Until now, the genome-wide prediction of sRNA targets has been successful for M. mazei in combination with genetic approaches, but not for other archaea. The experimentally identified targets should be used to train bioinformatic prediction programs with the aim to develop reliable high-quality predictions, possibly in an iterative exchange between experimental results and bioinformatic improvements. The results with M. mazei, H. volcanii, and S. solfataricus show that a domain-wide “archaeal” prediction program will not be possible, but several attempts for different groups of archaea are necessary.
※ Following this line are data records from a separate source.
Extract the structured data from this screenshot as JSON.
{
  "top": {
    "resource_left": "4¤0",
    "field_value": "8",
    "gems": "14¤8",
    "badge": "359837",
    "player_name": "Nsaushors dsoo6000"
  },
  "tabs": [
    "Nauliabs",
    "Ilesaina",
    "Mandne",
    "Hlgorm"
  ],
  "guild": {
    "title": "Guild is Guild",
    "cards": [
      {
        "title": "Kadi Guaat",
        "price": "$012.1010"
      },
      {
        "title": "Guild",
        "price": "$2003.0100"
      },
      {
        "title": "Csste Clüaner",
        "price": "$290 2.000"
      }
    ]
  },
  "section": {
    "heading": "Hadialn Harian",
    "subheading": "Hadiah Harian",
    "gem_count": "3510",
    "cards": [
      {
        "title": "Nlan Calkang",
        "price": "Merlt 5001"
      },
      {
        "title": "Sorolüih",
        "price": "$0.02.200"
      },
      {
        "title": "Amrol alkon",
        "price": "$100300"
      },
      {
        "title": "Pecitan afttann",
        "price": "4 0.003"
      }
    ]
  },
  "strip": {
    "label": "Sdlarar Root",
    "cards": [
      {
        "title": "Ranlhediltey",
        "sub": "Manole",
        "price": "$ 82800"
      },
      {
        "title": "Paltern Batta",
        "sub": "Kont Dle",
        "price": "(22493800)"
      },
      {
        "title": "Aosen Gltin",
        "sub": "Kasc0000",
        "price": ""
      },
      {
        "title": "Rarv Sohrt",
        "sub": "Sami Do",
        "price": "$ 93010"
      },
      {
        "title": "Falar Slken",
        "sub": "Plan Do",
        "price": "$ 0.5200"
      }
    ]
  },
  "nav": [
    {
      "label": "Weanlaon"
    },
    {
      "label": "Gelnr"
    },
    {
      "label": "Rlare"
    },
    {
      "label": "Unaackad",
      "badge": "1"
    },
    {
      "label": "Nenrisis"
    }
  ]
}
Molecular analysis of a significant number of sRNA–target mRNA pairs will be necessary to understand the modes of actions and to enable generalization of principles. In E. coli and Salmonella, a dual plasmid system with a reporter gene (carrying UTRs and modified versions thereof) on one plasmid and the cognate sRNA gene on another plasmid has been proven to be extremely useful (e.g., refs. 111–114). Equivalent systems should be developed for several species of archaea to allow detailed analyses of sRNAs and motifs within UTRs of target mRNAs in vivo.
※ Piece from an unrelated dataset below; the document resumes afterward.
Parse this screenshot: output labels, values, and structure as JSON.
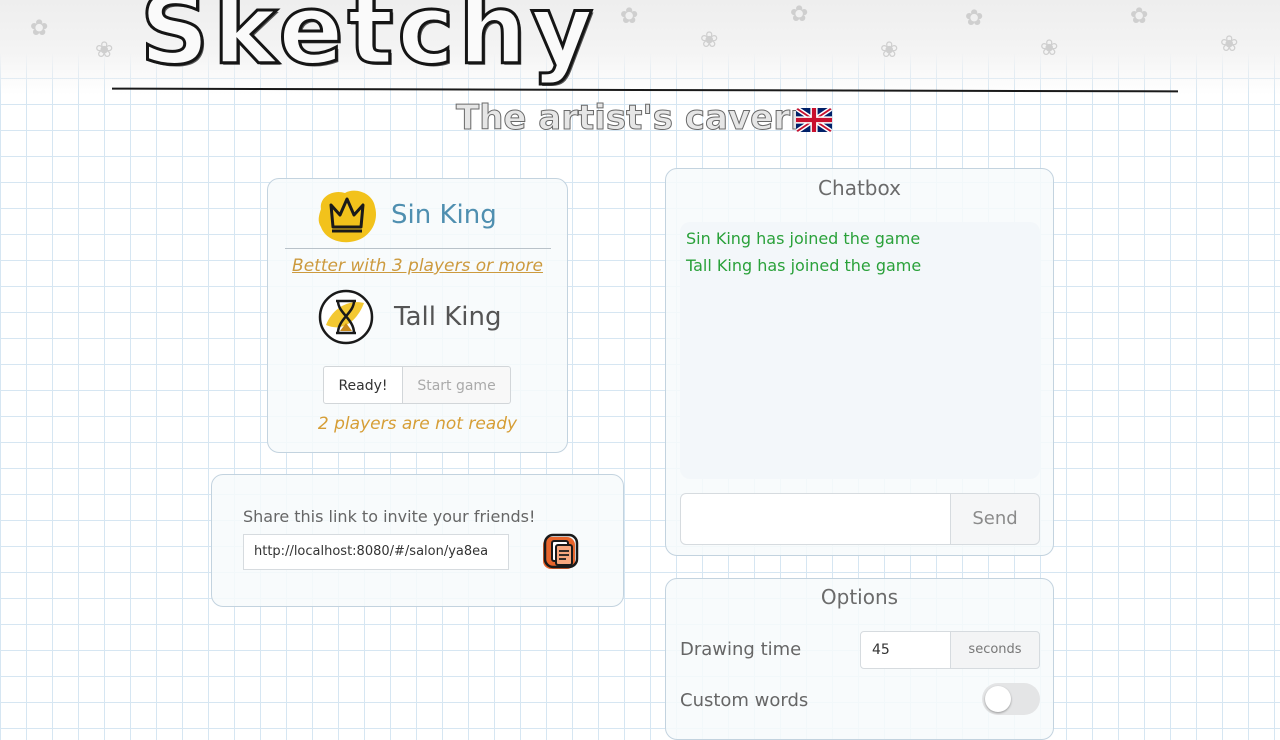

It is currently unknown whether and which proteins are required for the regulatory functions of sRNAs. In H. volcanii, the Lsm protein has been shown to bind a small subset of the existing sRNA pool, but it is unclear whether this is important for function or whether other sRNAs need different proteins or regulate solely at the RNA level. Methods for the affinity isolation of sRNAs and/or regulated mRNAs would be desirable to enable the identification of interaction partners.
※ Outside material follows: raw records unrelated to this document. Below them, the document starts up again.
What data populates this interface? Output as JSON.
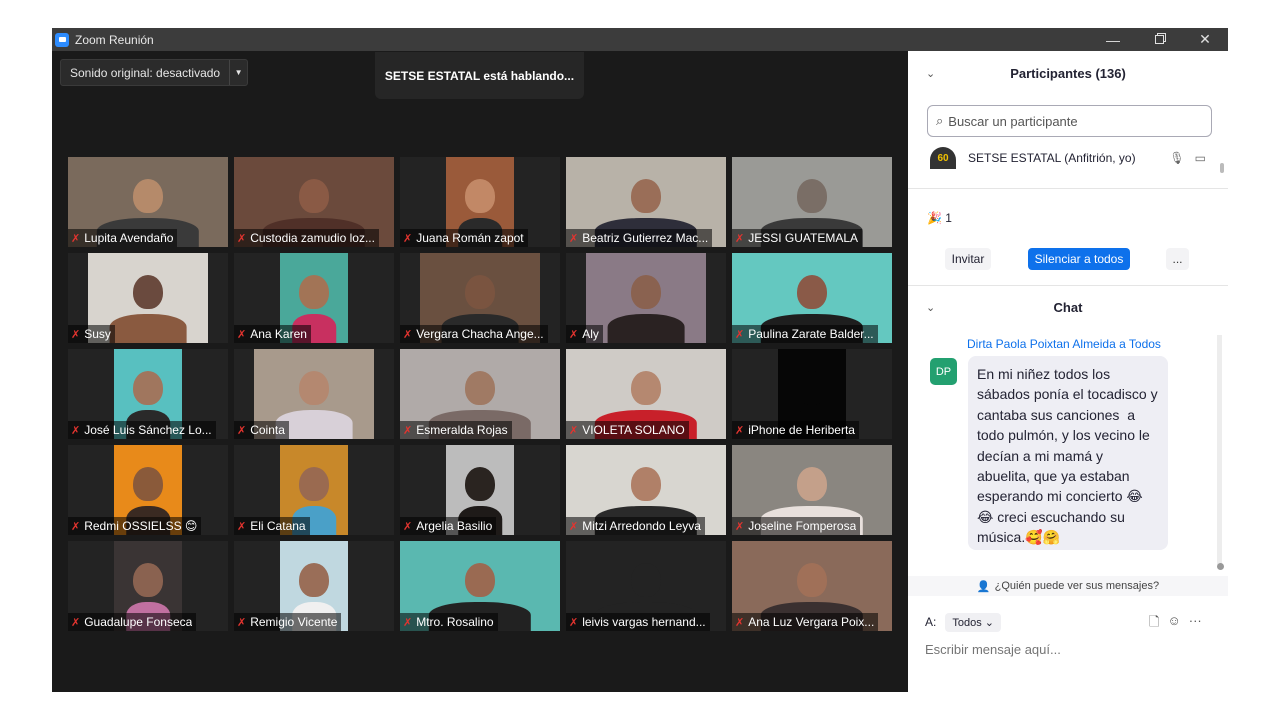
{
  "window": {
    "title": "Zoom Reunión",
    "minimize": "—",
    "close": "✕"
  },
  "video": {
    "audio_label": "Sonido original: desactivado",
    "audio_arrow": "▼",
    "speaking": "SETSE ESTATAL está hablando...",
    "mic_glyph": "✗",
    "participants": [
      {
        "name": "Lupita Avendaño",
        "bg": "#7a6a5c",
        "skin": "#b58a6a",
        "shirt": "#3a3a3a",
        "feed": "full"
      },
      {
        "name": "Custodia zamudio loz...",
        "bg": "#6b4a3c",
        "skin": "#8a5a45",
        "shirt": "#503028",
        "feed": "full"
      },
      {
        "name": "Juana Román zapot",
        "bg": "#9a5a3a",
        "skin": "#c28866",
        "shirt": "#2a2a2a",
        "feed": "narrow"
      },
      {
        "name": "Beatriz Gutierrez Mac...",
        "bg": "#b8b2a8",
        "skin": "#9a6e58",
        "shirt": "#2e2e3a",
        "feed": "full"
      },
      {
        "name": "JESSI GUATEMALA",
        "bg": "#9a9a96",
        "skin": "#7a6e66",
        "shirt": "#3a3a3a",
        "feed": "full"
      },
      {
        "name": "Susy",
        "bg": "#d8d4ce",
        "skin": "#6a4a3e",
        "shirt": "#8a5a40",
        "feed": "mid"
      },
      {
        "name": "Ana Karen",
        "bg": "#4aa89a",
        "skin": "#a27456",
        "shirt": "#c83060",
        "feed": "narrow"
      },
      {
        "name": "Vergara Chacha Ange...",
        "bg": "#6a5040",
        "skin": "#7a5440",
        "shirt": "#2a2a2a",
        "feed": "mid"
      },
      {
        "name": "Aly",
        "bg": "#8a7a86",
        "skin": "#8a6250",
        "shirt": "#2a2222",
        "feed": "mid"
      },
      {
        "name": "Paulina Zarate Balder...",
        "bg": "#64c8c0",
        "skin": "#8a5a48",
        "shirt": "#1e1e1e",
        "feed": "full"
      },
      {
        "name": "José Luis Sánchez Lo...",
        "bg": "#58c0c0",
        "skin": "#a0765e",
        "shirt": "#2a2a2a",
        "feed": "narrow"
      },
      {
        "name": "Cointa",
        "bg": "#a89a8c",
        "skin": "#b48870",
        "shirt": "#d8d0d8",
        "feed": "mid"
      },
      {
        "name": "Esmeralda Rojas",
        "bg": "#b0aaa8",
        "skin": "#a07a64",
        "shirt": "#7a6a66",
        "feed": "full"
      },
      {
        "name": "VIOLETA SOLANO",
        "bg": "#cfcbc6",
        "skin": "#b58870",
        "shirt": "#c8202a",
        "feed": "full"
      },
      {
        "name": "iPhone de Heriberta",
        "bg": "#060606",
        "skin": "#060606",
        "shirt": "#060606",
        "feed": "narrow"
      },
      {
        "name": "Redmi OSSIELSS 😊",
        "bg": "#e88a1a",
        "skin": "#8a5a3a",
        "shirt": "#3a2a22",
        "feed": "narrow"
      },
      {
        "name": "Eli Catana",
        "bg": "#c8882a",
        "skin": "#9a6a50",
        "shirt": "#4aa0c8",
        "feed": "narrow"
      },
      {
        "name": "Argelia Basilio",
        "bg": "#bcbcbc",
        "skin": "#2a2420",
        "shirt": "#1e1a18",
        "feed": "narrow"
      },
      {
        "name": "Mitzi Arredondo Leyva",
        "bg": "#d8d6d0",
        "skin": "#b08068",
        "shirt": "#2a2a2a",
        "feed": "full"
      },
      {
        "name": "Joseline Fomperosa",
        "bg": "#8a8680",
        "skin": "#c4a08a",
        "shirt": "#e8e0dc",
        "feed": "full"
      },
      {
        "name": "Guadalupe Fonseca",
        "bg": "#3a3434",
        "skin": "#8a6250",
        "shirt": "#c070a0",
        "feed": "narrow"
      },
      {
        "name": "Remigio Vicente",
        "bg": "#c0d8e0",
        "skin": "#9a6e58",
        "shirt": "#f0f0f0",
        "feed": "narrow"
      },
      {
        "name": "Mtro. Rosalino",
        "bg": "#5ab8b0",
        "skin": "#9a6a52",
        "shirt": "#222222",
        "feed": "full"
      },
      {
        "name": "leivis vargas hernand...",
        "bg": "#232323",
        "skin": "#232323",
        "shirt": "#232323",
        "feed": "full"
      },
      {
        "name": "Ana Luz Vergara Poix...",
        "bg": "#8a6a5a",
        "skin": "#a07058",
        "shirt": "#3a3030",
        "feed": "full"
      }
    ]
  },
  "participants_panel": {
    "chevron": "⌄",
    "title": "Participantes (136)",
    "search_placeholder": "Buscar un participante",
    "search_icon": "search-icon",
    "host": {
      "badge": "60",
      "name": "SETSE ESTATAL (Anfitrión, yo)"
    },
    "reaction_text": "🎉 1",
    "invite": "Invitar",
    "mute_all": "Silenciar a todos",
    "more": "..."
  },
  "chat_panel": {
    "title": "Chat",
    "sender": "Dirta Paola Poixtan Almeida",
    "to_word": "a",
    "recipient": "Todos",
    "avatar_initials": "DP",
    "message": "En mi niñez todos los sábados ponía el tocadisco y cantaba sus canciones  a todo pulmón, y los vecino le decían a mi mamá y abuelita, que ya estaban esperando mi concierto 😂😂 creci escuchando su música.🥰🤗",
    "who_can_see": "¿Quién puede ver sus mensajes?",
    "to_label": "A:",
    "to_value": "Todos ⌄",
    "input_placeholder": "Escribir mensaje aquí..."
  },
  "colors": {
    "accent": "#0e71eb",
    "muted_mic": "#e3342f",
    "meeting_bg": "#1a1a1a"
  }
}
It has been shown for many sRNAs that their levels are very different under various growth conditions. However, the regulation of sRNA generation and decay has not been studied yet, neither for sRNA genes with an own promoter, nor for sRNAs like tRFs that are processed from a longer precursor.

In summary, significant progress has been made in recent years concerning the presence and distribution of sRNAs in archaea, their biological functions, and initial successes have been made in target identification and characterization of sRNA–target RNA interactions, but it is also clear that considerable further work is needed to deepen our understanding of archaeal sRNAs and their regulatory networks.